Anyway. I know much has been made of "why" the 1930s colors and prints were developed when they were - that having prints of simple figures, with white-on-a-color (which most of the 30s prints I've seen are) is cheaper and doesn't require quite the same level of high-maintenance alignment of the different rollers in printing, and it requires fewer colors of dye. And the simple happy prints and sweet colors, it was suggested they were developed as a sort of simple antidote to the gloom and worry of the Depression.

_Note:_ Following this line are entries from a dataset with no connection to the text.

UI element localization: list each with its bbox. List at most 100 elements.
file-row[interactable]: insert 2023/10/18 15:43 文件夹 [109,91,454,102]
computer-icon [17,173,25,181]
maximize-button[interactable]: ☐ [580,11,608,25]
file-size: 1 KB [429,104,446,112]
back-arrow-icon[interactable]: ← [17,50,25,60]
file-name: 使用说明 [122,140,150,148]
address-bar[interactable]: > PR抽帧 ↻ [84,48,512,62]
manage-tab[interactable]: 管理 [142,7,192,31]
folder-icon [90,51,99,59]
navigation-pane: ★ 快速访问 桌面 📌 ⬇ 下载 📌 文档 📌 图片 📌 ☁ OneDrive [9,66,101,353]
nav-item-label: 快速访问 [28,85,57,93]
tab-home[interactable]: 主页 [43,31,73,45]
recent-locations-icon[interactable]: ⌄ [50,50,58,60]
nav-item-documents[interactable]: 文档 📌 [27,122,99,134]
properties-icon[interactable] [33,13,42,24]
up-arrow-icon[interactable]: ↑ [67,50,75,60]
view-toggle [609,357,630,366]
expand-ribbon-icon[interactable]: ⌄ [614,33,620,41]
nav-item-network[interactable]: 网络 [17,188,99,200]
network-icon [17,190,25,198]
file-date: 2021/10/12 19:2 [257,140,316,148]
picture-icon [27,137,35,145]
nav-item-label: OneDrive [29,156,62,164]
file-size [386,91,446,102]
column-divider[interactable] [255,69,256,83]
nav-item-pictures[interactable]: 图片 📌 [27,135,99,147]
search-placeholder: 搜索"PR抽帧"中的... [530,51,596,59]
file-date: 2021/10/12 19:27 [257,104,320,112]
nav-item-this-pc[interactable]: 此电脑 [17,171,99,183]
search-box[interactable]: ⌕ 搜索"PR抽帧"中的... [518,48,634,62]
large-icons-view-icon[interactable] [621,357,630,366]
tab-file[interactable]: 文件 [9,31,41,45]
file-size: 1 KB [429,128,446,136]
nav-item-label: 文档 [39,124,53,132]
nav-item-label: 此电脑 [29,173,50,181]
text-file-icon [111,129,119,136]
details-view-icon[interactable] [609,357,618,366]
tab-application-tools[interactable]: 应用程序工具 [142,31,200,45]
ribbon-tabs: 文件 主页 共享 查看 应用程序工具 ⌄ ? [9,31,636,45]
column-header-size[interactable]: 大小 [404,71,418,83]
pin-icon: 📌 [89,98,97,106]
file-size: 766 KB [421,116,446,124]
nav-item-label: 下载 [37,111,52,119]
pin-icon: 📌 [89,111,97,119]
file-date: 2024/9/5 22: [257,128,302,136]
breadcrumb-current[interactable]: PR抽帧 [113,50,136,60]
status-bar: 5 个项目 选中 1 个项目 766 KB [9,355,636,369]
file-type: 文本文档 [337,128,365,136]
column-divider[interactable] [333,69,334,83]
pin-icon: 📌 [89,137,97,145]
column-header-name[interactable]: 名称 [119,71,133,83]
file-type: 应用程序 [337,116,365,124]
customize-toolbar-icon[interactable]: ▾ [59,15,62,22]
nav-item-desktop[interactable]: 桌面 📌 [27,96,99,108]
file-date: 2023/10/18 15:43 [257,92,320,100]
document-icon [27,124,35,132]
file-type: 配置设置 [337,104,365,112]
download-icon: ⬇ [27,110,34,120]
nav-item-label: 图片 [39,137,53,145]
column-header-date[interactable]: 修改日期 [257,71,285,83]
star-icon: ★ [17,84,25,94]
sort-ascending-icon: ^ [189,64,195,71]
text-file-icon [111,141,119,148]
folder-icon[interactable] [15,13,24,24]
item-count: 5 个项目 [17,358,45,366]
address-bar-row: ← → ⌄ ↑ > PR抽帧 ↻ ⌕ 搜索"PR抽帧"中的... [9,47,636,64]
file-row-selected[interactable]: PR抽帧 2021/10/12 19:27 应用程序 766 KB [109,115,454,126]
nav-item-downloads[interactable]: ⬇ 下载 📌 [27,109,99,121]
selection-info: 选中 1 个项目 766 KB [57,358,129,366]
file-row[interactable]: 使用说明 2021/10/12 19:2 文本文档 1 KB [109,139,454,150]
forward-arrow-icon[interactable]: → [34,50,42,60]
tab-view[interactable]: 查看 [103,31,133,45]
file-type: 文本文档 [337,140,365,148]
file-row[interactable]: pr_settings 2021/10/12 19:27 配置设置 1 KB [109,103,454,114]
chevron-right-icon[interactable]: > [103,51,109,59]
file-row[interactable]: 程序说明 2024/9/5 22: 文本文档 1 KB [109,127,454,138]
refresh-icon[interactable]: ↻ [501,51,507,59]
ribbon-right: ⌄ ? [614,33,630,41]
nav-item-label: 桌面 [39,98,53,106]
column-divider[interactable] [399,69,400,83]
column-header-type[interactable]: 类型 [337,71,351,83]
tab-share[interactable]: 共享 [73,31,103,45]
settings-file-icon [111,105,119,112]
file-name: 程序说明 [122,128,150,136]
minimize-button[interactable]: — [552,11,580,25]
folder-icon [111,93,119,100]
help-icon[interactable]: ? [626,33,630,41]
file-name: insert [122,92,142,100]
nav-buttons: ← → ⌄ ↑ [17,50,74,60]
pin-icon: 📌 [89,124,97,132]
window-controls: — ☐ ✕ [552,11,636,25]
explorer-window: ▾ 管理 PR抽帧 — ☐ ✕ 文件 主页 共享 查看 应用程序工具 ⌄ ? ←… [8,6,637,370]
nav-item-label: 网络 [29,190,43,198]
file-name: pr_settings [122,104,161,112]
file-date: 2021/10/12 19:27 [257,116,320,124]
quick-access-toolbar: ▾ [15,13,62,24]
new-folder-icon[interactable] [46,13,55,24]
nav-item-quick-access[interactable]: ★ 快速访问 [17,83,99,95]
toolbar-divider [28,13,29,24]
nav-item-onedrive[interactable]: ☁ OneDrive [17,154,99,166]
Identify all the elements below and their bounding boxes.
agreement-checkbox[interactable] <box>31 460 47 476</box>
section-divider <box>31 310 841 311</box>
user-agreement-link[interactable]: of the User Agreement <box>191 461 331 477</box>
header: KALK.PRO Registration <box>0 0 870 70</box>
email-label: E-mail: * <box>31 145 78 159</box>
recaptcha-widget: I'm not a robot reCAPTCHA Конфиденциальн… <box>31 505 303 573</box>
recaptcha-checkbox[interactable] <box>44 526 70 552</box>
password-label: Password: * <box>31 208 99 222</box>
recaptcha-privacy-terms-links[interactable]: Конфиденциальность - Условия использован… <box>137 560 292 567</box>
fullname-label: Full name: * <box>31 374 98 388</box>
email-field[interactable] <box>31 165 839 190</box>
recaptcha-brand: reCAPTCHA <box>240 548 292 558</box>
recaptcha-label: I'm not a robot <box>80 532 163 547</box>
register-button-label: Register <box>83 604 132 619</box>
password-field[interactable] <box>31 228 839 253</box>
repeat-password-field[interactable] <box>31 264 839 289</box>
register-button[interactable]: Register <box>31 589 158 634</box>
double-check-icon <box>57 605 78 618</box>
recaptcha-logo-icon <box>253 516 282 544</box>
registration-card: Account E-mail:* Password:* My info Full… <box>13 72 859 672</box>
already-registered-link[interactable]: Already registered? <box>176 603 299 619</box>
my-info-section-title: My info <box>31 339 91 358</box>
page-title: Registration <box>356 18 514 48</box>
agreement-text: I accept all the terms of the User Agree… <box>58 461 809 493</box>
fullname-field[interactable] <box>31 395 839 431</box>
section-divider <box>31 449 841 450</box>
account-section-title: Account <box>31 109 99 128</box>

I don't know about that - I suppose someone (Cultural Studies and Textile Studies being what they are) has done a thesis on the correlation between popular colors and designs in fabrics and the general mood of a nation. (And if that's true, what does the large proliferation of "vintage reproduction" prints, recalling everything from the 1820s to the 1970s, inclusive, say about the mood of the nation right now)? It seems perhaps a bit pat to me to say, "Fabric companies made pastel prints in the 1930s to counter the mood of gloom in the nation" or "Pastel prints were popular because they countered the feeling of hopelessness caused by the Depression."
(And for that matter: not everyone was affected equally by the Depression. Sure, there were a lot of people who lost their homes, or who had to pack everything up and head for Cal-I-For-Ni-A to try to make a new life, there were lots of people who stood on breadlines. But I suspect for people - like my great-grandparents - who had basically been subsistence farmers, the 1930s probably didn't bring much more change other than that maybe it was more likely that their customers bartered for their weekly ration of eggs or corn rather than paid cash...
And I suspect the people really hit hard by the Depression probably weren't buying much fabric, at least not beyond what was absolutely necessary to clothe the family.)
And yes, I know about feedsacks, and how often budget-minded women were able to get kitchen curtains or a dress for their daughter out of the material that chicken feed came in, but I think feed sacks and 1930s "little" prints are a bit different - all the feed sacks I've seen that were identifiable as such have larger prints and a more garish combination of colors, whereas the 1930s prints are little and generally limited in palette and seem generally more dainty than the feedsack prints.
(I wonder how many disagreements in couples started because the man didn't pay regard to getting all the feed in "matching" sacks - therefore leaving the woman with 3 separate yards of fabric, none of which was the same - or of the woman telling the man VERY SPECIFICALLY the colors she wanted, and his not being able to find them. Or of the clerks in the stores having to clamber over mountains of feed in sacks to find the four or five that were of the same pattern...)
1 comment:
i don't think there were arguements about the feedsacks, lol. if i remember my grandmother's discussions, you took what you got, and hoped you could make it work (she raised a family during the depression, how, i'm not quite sure!)